It's odd how the act of traveling can make you remember things so much more vividly. Just sitting in the plane to Japan I remembered vividly my last cycling trip, and the many before it. My memories seem to more strongly associated with places than with people. Maybe that's because the people end up migrating elsewhere? Or maybe it's because people change more rapidly over time than places do? With places I focus on similarities compared to the past, whereas with people I can't help but notice their differences.
Next year it will have been 10 years since I first went to Japan and changed my life forever. It's when I made the most severe mental change in my whole life so far. There have been many small, incremental improvements to 'the concept of me' over time, but Japan was definitely a version 2.0. Hopefully there weren't too many regressions.. I need a testing framework for my personality..

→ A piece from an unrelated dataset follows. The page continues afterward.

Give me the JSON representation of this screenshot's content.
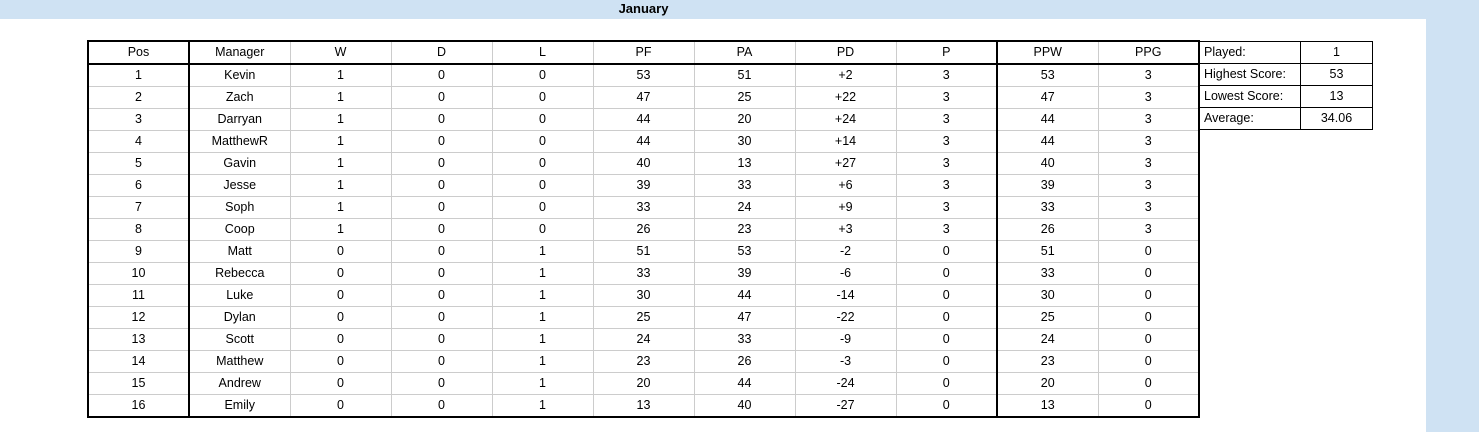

I'm currently sitting in the domestic terminal of Narita, waiting for a flight to Naha. It's been a long time since I've been there, yet it feels like going back to somewhere familiar and safe. It's not quite like feeling at home, yet close to it. It's more like a feeling of unguardedness and a ridiculously high (over)confidence that nothing bad can happen, or at least that I'm prepared for all bad things that might happen. Just like every other time I went to Japan in the last 7 years, that feeling starts right after I board the plane at Heathrow or Amsterdam. It's not an end-goal kind of feeling -the feeling alone is not enough to satisfy the mind- but it provides a foundation from which to start doing more extreme things. The only other place I've ever been to that felt the same was the Seychelles.
No goal for this blogpost, except perhaps to collect a few loose thoughts before the year ends. I'm still learning how to act my age; my mental age seems to age less fast than my physical age. But I feel that I'm catching up. And the more I catch up, the more clear my future life decisions become. 2014 was a fantastic year. 2015 will be even better. There are still countless achievements in life left to be unlocked.